Among the tired and formulaic film genres out there, sports movies usually take the cake as the most wearisome of all. When it’s a team-based game, especially, the formula is so familiar you can probably do the whole thing blindfolded, replacing only the adversity-du-jour for taste. Here, Geena Davis plays Dottie Hinson, whose preternatural gift for baseball attracts the attention of a talent scout who’s looking to recruit her for a new team (a delightfully slimy Jon Lovitz). She reluctantly joins only at the desperate urging of her younger sister Kit Keller (played by Lori Petty), who’s eager to leave small-town Midwestern America behind for something bigger.



But the world of baseball into which Dottie and Kit intrude makes the sisters’ welcome as harmonious as is to be expected for the 1940s. What could be a ripe moment for commentary that offers something a little more substantial than the usual sports comedy gets left behind in favor of rehearsing the same inoffensive and lightly sentimentalized mold as the previous installment from Marshall and Hanks, the director-star combo responsible for Big from four years earlier.

Upon arriving, the sisters meet their team-mates at tryouts. Stock characters abound, from Rosie O’Donnell’s loudmouth Doris to Madonna’s salacious Mae. Even the presence of the odd-one-out, Megan Cavanaugh’s frumpy Marla, represents the exception that proves the rule that a team of women athletes has to be caricatured, charming (and preferably attractive), and uniformly sympathetic before they’ll be considered remotely viable.

Hanks has no reservations at all about hamming up and enjoying a caricature. He plays Jimmy Dugan, a washed-out former big-leaguer who happily cashes his paycheck in exchange for showing up to games and posing as the team’s manager. The sinecure expectedly transforms into a source of redemption, as the team-mates teach him to find fulfillment again in the game rather than the bottle. Nonetheless, along the way Hanks has plenty of opportunity to show off his extraordinary gift for physical comedy – just keep an eye out for one scene in particular, where he has to learn the demands of restrained and constructive criticism.

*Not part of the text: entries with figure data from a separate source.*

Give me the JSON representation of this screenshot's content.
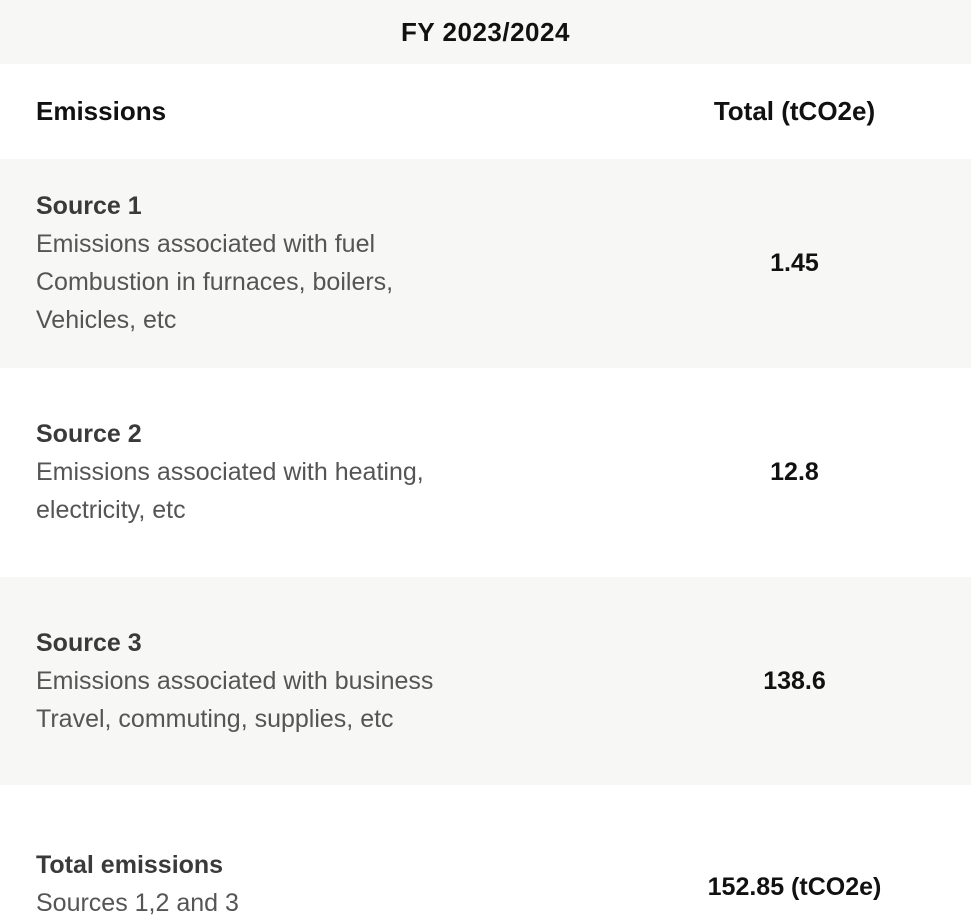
{
  "header": {
    "fiscal_year": "FY 2023/2024"
  },
  "columns": {
    "emissions": "Emissions",
    "total": "Total (tCO2e)"
  },
  "rows": [
    {
      "title": "Source 1",
      "description": "Emissions associated with fuel Combustion in furnaces, boilers, Vehicles, etc",
      "value": "1.45"
    },
    {
      "title": "Source 2",
      "description": "Emissions associated with heating, electricity, etc",
      "value": "12.8"
    },
    {
      "title": "Source 3",
      "description": "Emissions associated with business Travel, commuting, supplies, etc",
      "value": "138.6"
    }
  ],
  "total": {
    "title": "Total emissions",
    "description": "Sources 1,2 and 3",
    "value": "152.85 (tCO2e)"
  }
}
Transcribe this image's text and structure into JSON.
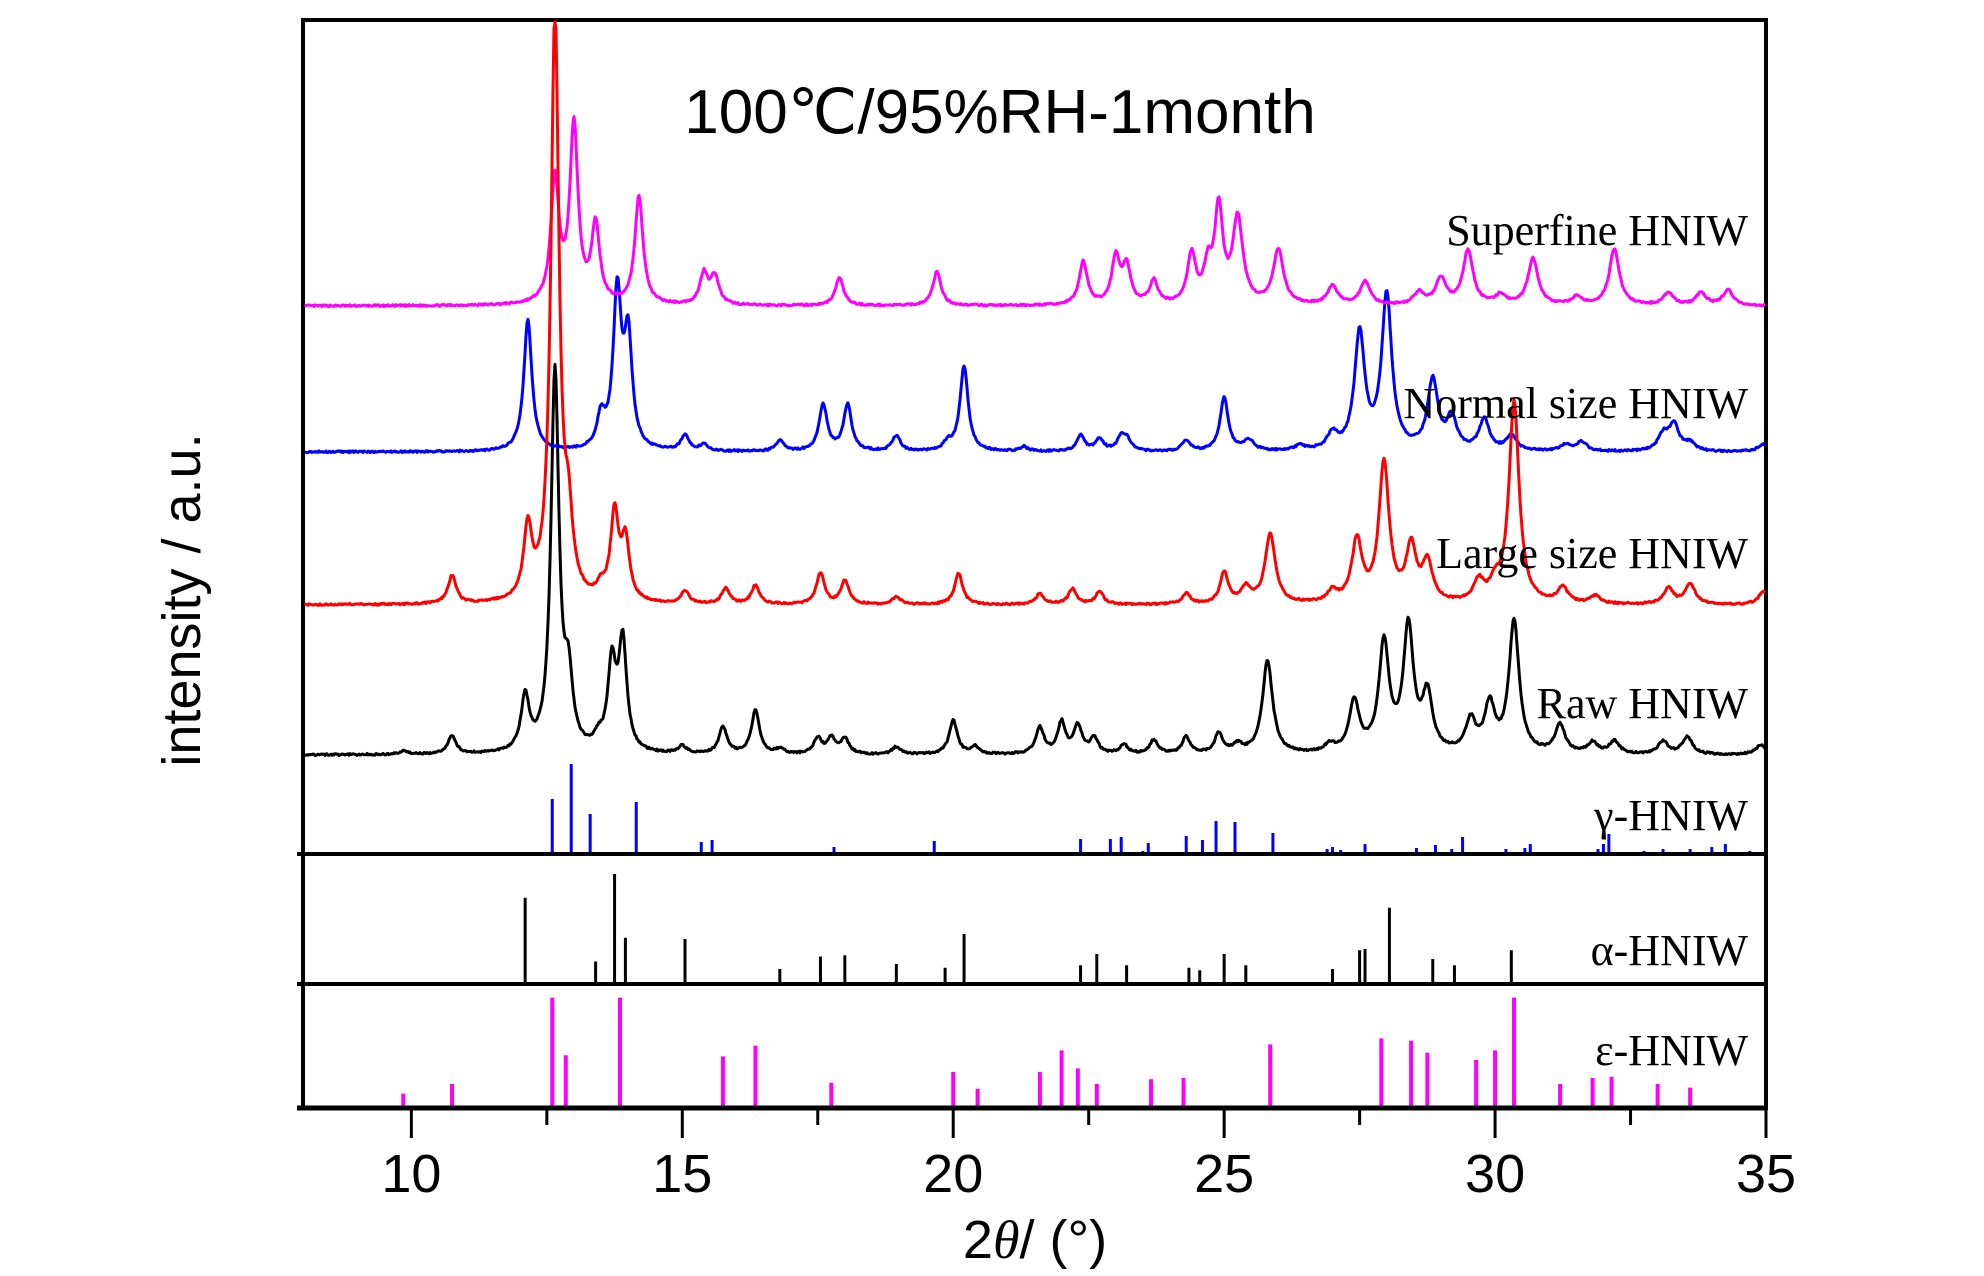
{
  "chart_data": {
    "type": "line",
    "title": "100℃/95%RH-1month",
    "xlabel": "2θ/ (°)",
    "xlabel_parts": {
      "prefix": "2",
      "theta": "θ",
      "suffix": "/ (°)"
    },
    "ylabel": "intensity / a.u.",
    "xlim": [
      8,
      35
    ],
    "x_ticks": [
      10,
      15,
      20,
      25,
      30,
      35
    ],
    "x_minor_ticks": [
      12.5,
      17.5,
      22.5,
      27.5,
      32.5
    ],
    "grid": false,
    "series": [
      {
        "name": "Superfine HNIW",
        "color": "#ff00ff",
        "baseline_offset": 4,
        "peaks": [
          [
            12.65,
            0.8
          ],
          [
            13.0,
            1.15
          ],
          [
            13.4,
            0.5
          ],
          [
            14.2,
            0.7
          ],
          [
            15.4,
            0.2
          ],
          [
            15.6,
            0.18
          ],
          [
            17.9,
            0.18
          ],
          [
            19.7,
            0.22
          ],
          [
            22.4,
            0.28
          ],
          [
            23.0,
            0.3
          ],
          [
            23.2,
            0.24
          ],
          [
            23.7,
            0.15
          ],
          [
            24.4,
            0.32
          ],
          [
            24.7,
            0.22
          ],
          [
            24.9,
            0.6
          ],
          [
            25.25,
            0.55
          ],
          [
            26.0,
            0.35
          ],
          [
            27.0,
            0.12
          ],
          [
            27.6,
            0.15
          ],
          [
            28.6,
            0.08
          ],
          [
            29.0,
            0.17
          ],
          [
            29.5,
            0.35
          ],
          [
            30.1,
            0.06
          ],
          [
            30.7,
            0.3
          ],
          [
            31.5,
            0.05
          ],
          [
            32.2,
            0.36
          ],
          [
            33.2,
            0.08
          ],
          [
            33.8,
            0.08
          ],
          [
            34.3,
            0.1
          ]
        ]
      },
      {
        "name": "Normal size HNIW",
        "color": "#0000ff",
        "baseline_offset": 3,
        "peaks": [
          [
            12.15,
            0.85
          ],
          [
            13.5,
            0.2
          ],
          [
            13.8,
            1.0
          ],
          [
            14.0,
            0.7
          ],
          [
            15.05,
            0.1
          ],
          [
            15.4,
            0.04
          ],
          [
            16.8,
            0.07
          ],
          [
            17.6,
            0.3
          ],
          [
            18.05,
            0.3
          ],
          [
            18.95,
            0.1
          ],
          [
            19.9,
            0.05
          ],
          [
            20.2,
            0.55
          ],
          [
            21.3,
            0.03
          ],
          [
            22.35,
            0.1
          ],
          [
            22.7,
            0.08
          ],
          [
            23.1,
            0.08
          ],
          [
            23.2,
            0.07
          ],
          [
            24.3,
            0.07
          ],
          [
            25.0,
            0.35
          ],
          [
            25.45,
            0.07
          ],
          [
            26.4,
            0.03
          ],
          [
            27.0,
            0.1
          ],
          [
            27.5,
            0.75
          ],
          [
            28.0,
            1.0
          ],
          [
            28.85,
            0.45
          ],
          [
            29.2,
            0.2
          ],
          [
            29.8,
            0.2
          ],
          [
            30.3,
            0.1
          ],
          [
            31.3,
            0.04
          ],
          [
            31.6,
            0.06
          ],
          [
            33.1,
            0.1
          ],
          [
            33.3,
            0.17
          ],
          [
            33.6,
            0.05
          ],
          [
            34.95,
            0.05
          ]
        ]
      },
      {
        "name": "Large size HNIW",
        "color": "#ff0000",
        "baseline_offset": 2,
        "peaks": [
          [
            10.75,
            0.18
          ],
          [
            12.15,
            0.45
          ],
          [
            12.65,
            3.8
          ],
          [
            12.9,
            0.42
          ],
          [
            13.5,
            0.07
          ],
          [
            13.75,
            0.55
          ],
          [
            13.95,
            0.38
          ],
          [
            15.05,
            0.08
          ],
          [
            15.8,
            0.1
          ],
          [
            16.35,
            0.12
          ],
          [
            17.55,
            0.2
          ],
          [
            18.0,
            0.15
          ],
          [
            18.95,
            0.05
          ],
          [
            20.1,
            0.2
          ],
          [
            21.6,
            0.07
          ],
          [
            22.2,
            0.1
          ],
          [
            22.7,
            0.08
          ],
          [
            24.3,
            0.07
          ],
          [
            25.0,
            0.2
          ],
          [
            25.85,
            0.45
          ],
          [
            25.4,
            0.1
          ],
          [
            27.0,
            0.07
          ],
          [
            27.45,
            0.4
          ],
          [
            27.95,
            0.9
          ],
          [
            28.45,
            0.35
          ],
          [
            28.75,
            0.25
          ],
          [
            29.7,
            0.13
          ],
          [
            30.0,
            0.1
          ],
          [
            30.35,
            1.3
          ],
          [
            31.25,
            0.1
          ],
          [
            31.85,
            0.05
          ],
          [
            33.2,
            0.1
          ],
          [
            33.6,
            0.13
          ],
          [
            34.95,
            0.08
          ]
        ]
      },
      {
        "name": "Raw HNIW",
        "color": "#000000",
        "baseline_offset": 1,
        "peaks": [
          [
            9.85,
            0.02
          ],
          [
            10.75,
            0.12
          ],
          [
            12.1,
            0.35
          ],
          [
            12.65,
            2.45
          ],
          [
            12.9,
            0.42
          ],
          [
            13.45,
            0.07
          ],
          [
            13.7,
            0.55
          ],
          [
            13.9,
            0.7
          ],
          [
            15.0,
            0.05
          ],
          [
            15.75,
            0.17
          ],
          [
            16.35,
            0.28
          ],
          [
            16.8,
            0.03
          ],
          [
            17.5,
            0.1
          ],
          [
            17.75,
            0.1
          ],
          [
            18.0,
            0.1
          ],
          [
            18.95,
            0.05
          ],
          [
            20.0,
            0.22
          ],
          [
            20.4,
            0.05
          ],
          [
            21.6,
            0.17
          ],
          [
            22.0,
            0.2
          ],
          [
            22.3,
            0.18
          ],
          [
            22.6,
            0.1
          ],
          [
            23.15,
            0.06
          ],
          [
            23.7,
            0.09
          ],
          [
            24.3,
            0.11
          ],
          [
            24.9,
            0.13
          ],
          [
            25.25,
            0.05
          ],
          [
            25.8,
            0.6
          ],
          [
            26.95,
            0.05
          ],
          [
            27.4,
            0.33
          ],
          [
            27.95,
            0.7
          ],
          [
            28.4,
            0.8
          ],
          [
            28.75,
            0.36
          ],
          [
            29.55,
            0.2
          ],
          [
            29.9,
            0.3
          ],
          [
            30.35,
            0.85
          ],
          [
            31.2,
            0.18
          ],
          [
            31.8,
            0.07
          ],
          [
            32.2,
            0.08
          ],
          [
            33.1,
            0.08
          ],
          [
            33.55,
            0.11
          ],
          [
            34.9,
            0.06
          ]
        ]
      }
    ],
    "reference_panels": [
      {
        "name": "γ-HNIW",
        "color": "#0000ff",
        "sticks": [
          [
            12.6,
            0.55
          ],
          [
            12.95,
            0.9
          ],
          [
            13.3,
            0.4
          ],
          [
            14.15,
            0.52
          ],
          [
            15.35,
            0.12
          ],
          [
            15.55,
            0.14
          ],
          [
            16.3,
            0.01
          ],
          [
            17.8,
            0.07
          ],
          [
            19.65,
            0.13
          ],
          [
            20.5,
            0.01
          ],
          [
            20.95,
            0.01
          ],
          [
            22.35,
            0.15
          ],
          [
            22.9,
            0.15
          ],
          [
            23.1,
            0.17
          ],
          [
            23.5,
            0.03
          ],
          [
            23.6,
            0.11
          ],
          [
            24.3,
            0.18
          ],
          [
            24.6,
            0.14
          ],
          [
            24.85,
            0.33
          ],
          [
            25.2,
            0.32
          ],
          [
            25.9,
            0.21
          ],
          [
            26.6,
            0.01
          ],
          [
            26.9,
            0.05
          ],
          [
            27.0,
            0.07
          ],
          [
            27.15,
            0.04
          ],
          [
            27.6,
            0.1
          ],
          [
            28.1,
            0.01
          ],
          [
            28.55,
            0.06
          ],
          [
            28.9,
            0.09
          ],
          [
            29.2,
            0.05
          ],
          [
            29.4,
            0.17
          ],
          [
            30.2,
            0.05
          ],
          [
            30.55,
            0.06
          ],
          [
            30.65,
            0.1
          ],
          [
            31.3,
            0.02
          ],
          [
            31.9,
            0.05
          ],
          [
            32.0,
            0.1
          ],
          [
            32.1,
            0.2
          ],
          [
            32.75,
            0.03
          ],
          [
            33.1,
            0.05
          ],
          [
            33.6,
            0.05
          ],
          [
            34.0,
            0.07
          ],
          [
            34.25,
            0.1
          ],
          [
            34.7,
            0.03
          ]
        ]
      },
      {
        "name": "α-HNIW",
        "color": "#000000",
        "sticks": [
          [
            12.1,
            0.69
          ],
          [
            13.4,
            0.18
          ],
          [
            13.75,
            0.88
          ],
          [
            13.95,
            0.37
          ],
          [
            15.05,
            0.36
          ],
          [
            16.8,
            0.12
          ],
          [
            17.55,
            0.22
          ],
          [
            18.0,
            0.23
          ],
          [
            18.95,
            0.16
          ],
          [
            19.85,
            0.13
          ],
          [
            20.2,
            0.4
          ],
          [
            22.35,
            0.15
          ],
          [
            22.65,
            0.24
          ],
          [
            23.2,
            0.15
          ],
          [
            24.35,
            0.13
          ],
          [
            24.55,
            0.11
          ],
          [
            25.0,
            0.24
          ],
          [
            25.4,
            0.15
          ],
          [
            27.0,
            0.12
          ],
          [
            27.5,
            0.27
          ],
          [
            27.6,
            0.28
          ],
          [
            28.05,
            0.61
          ],
          [
            28.85,
            0.2
          ],
          [
            29.25,
            0.15
          ],
          [
            30.3,
            0.27
          ]
        ]
      },
      {
        "name": "ε-HNIW",
        "color": "#ff00ff",
        "sticks": [
          [
            9.85,
            0.12
          ],
          [
            10.75,
            0.2
          ],
          [
            12.6,
            0.92
          ],
          [
            12.85,
            0.44
          ],
          [
            13.85,
            0.92
          ],
          [
            15.75,
            0.43
          ],
          [
            16.35,
            0.52
          ],
          [
            17.75,
            0.21
          ],
          [
            20.0,
            0.3
          ],
          [
            20.45,
            0.16
          ],
          [
            21.6,
            0.3
          ],
          [
            22.0,
            0.48
          ],
          [
            22.3,
            0.33
          ],
          [
            22.65,
            0.2
          ],
          [
            23.65,
            0.24
          ],
          [
            24.25,
            0.25
          ],
          [
            25.85,
            0.53
          ],
          [
            27.9,
            0.58
          ],
          [
            28.45,
            0.56
          ],
          [
            28.75,
            0.46
          ],
          [
            29.65,
            0.4
          ],
          [
            30.0,
            0.48
          ],
          [
            30.35,
            0.92
          ],
          [
            31.2,
            0.2
          ],
          [
            31.8,
            0.25
          ],
          [
            32.15,
            0.26
          ],
          [
            33.0,
            0.2
          ],
          [
            33.6,
            0.17
          ]
        ]
      }
    ]
  }
}
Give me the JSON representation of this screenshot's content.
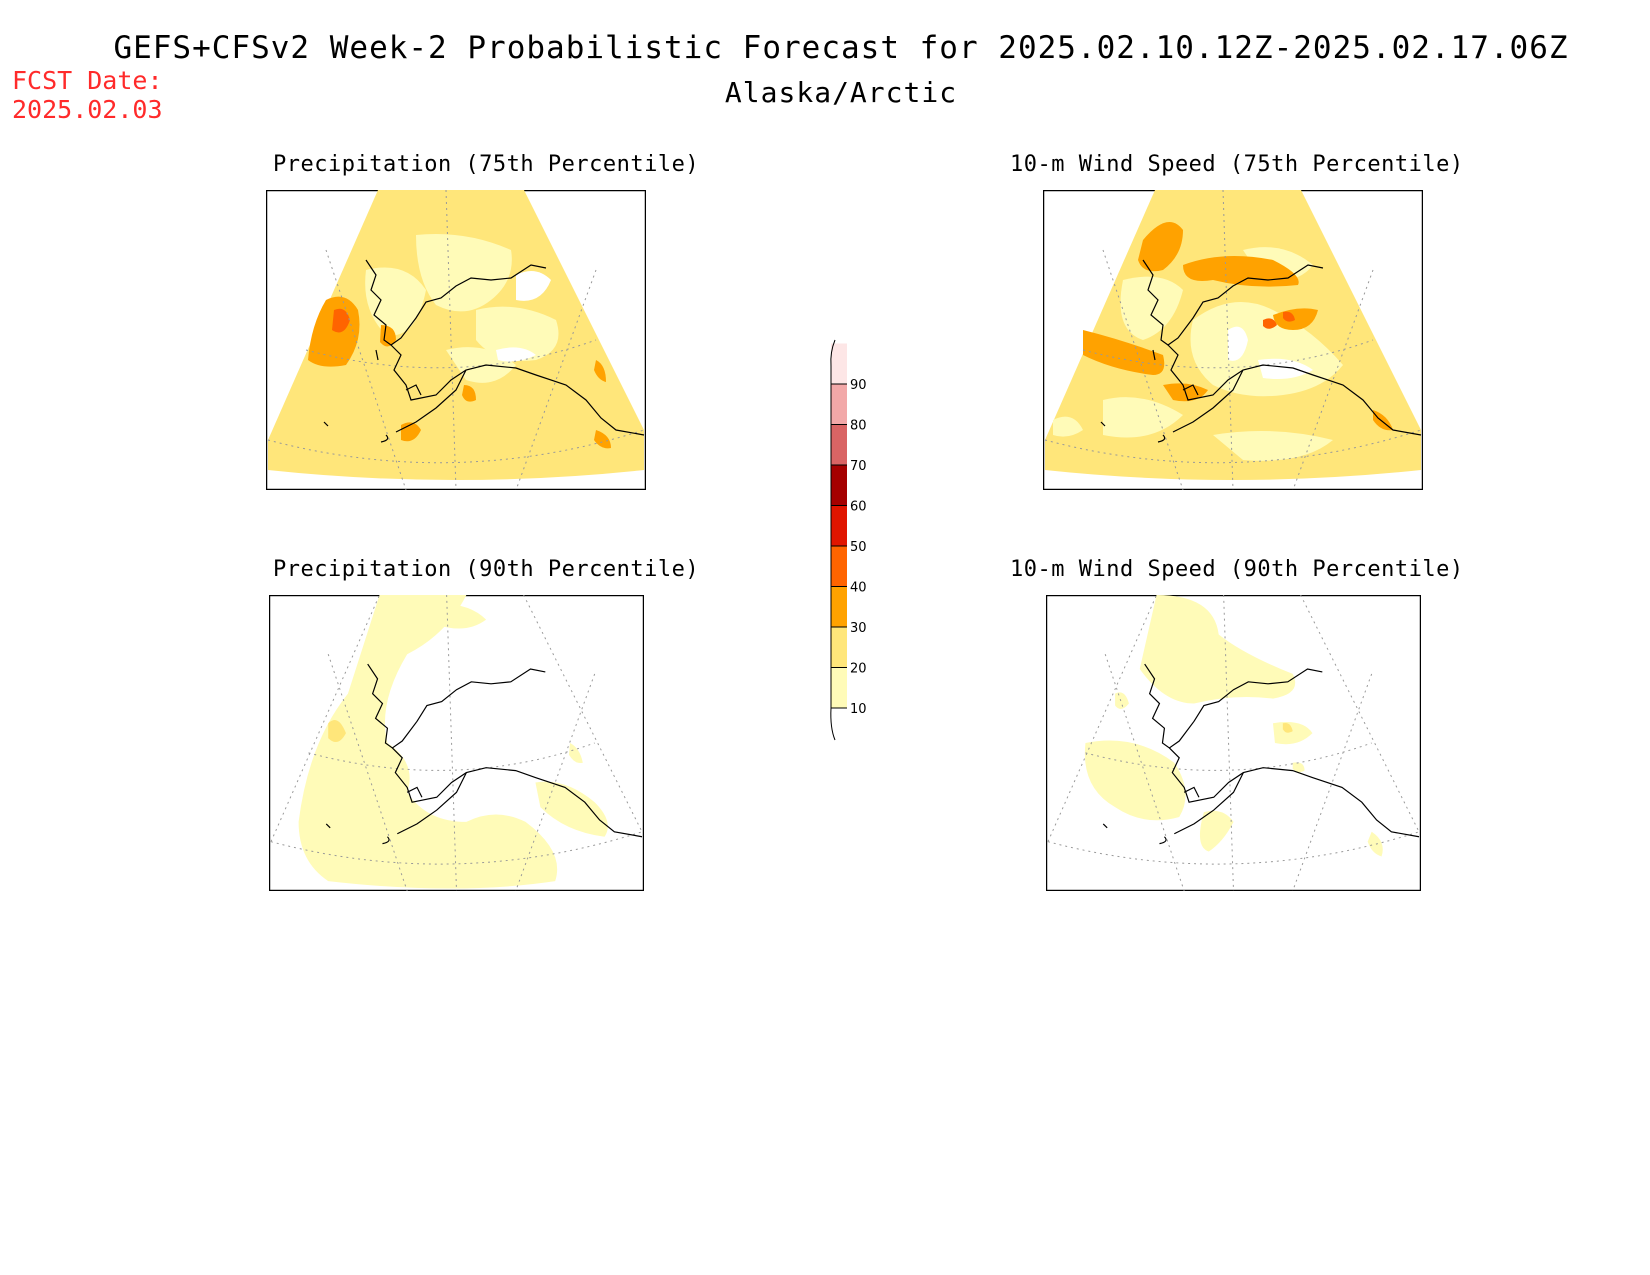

We needn’t worry about the usual tumult in this sports yarn, though: the opposing teams are all similarly situated hopefuls, catapulting themselves through the glass ceiling; it’s not long before the team-mates click with one another; and the periodic reminders by David Strathairn’s executive Ira Lowenstein that the league depends on funding barely rise above blips on the radar. In fact, the team’s sympathy is pretty much impregnable. Neither the obstacles placed before women entering a male space nor the woes accompanying notifications about husbands lost in the war overseas consume more than a few passing moments in the team’s ascent to victory.

Unfortunately, as fun as the film is, its resolute refusal throughout to grapple with the rich themes available to it up until the final scene make the conclusion to A League of their Own a rather jarringly mawkish detour. The women rendez-vous at the Baseball Hall of Fame to commemorate the significance of the country’s first all-women’s baseball team, and to commiserate about the losses suffered in the intervening years. But in a film that so studiously maintained a light-hearted tone for almost two hours, the final eight minutes are a jarring descent into something else entirely—and it’s not even all that clear what.

Despite its weaknesses toward the end, A League of their Own hits a solid double when you need it most.* Enjoy!

*No, I really oughtn’t be trusted with hackneyed sports metaphors. I strike out every time.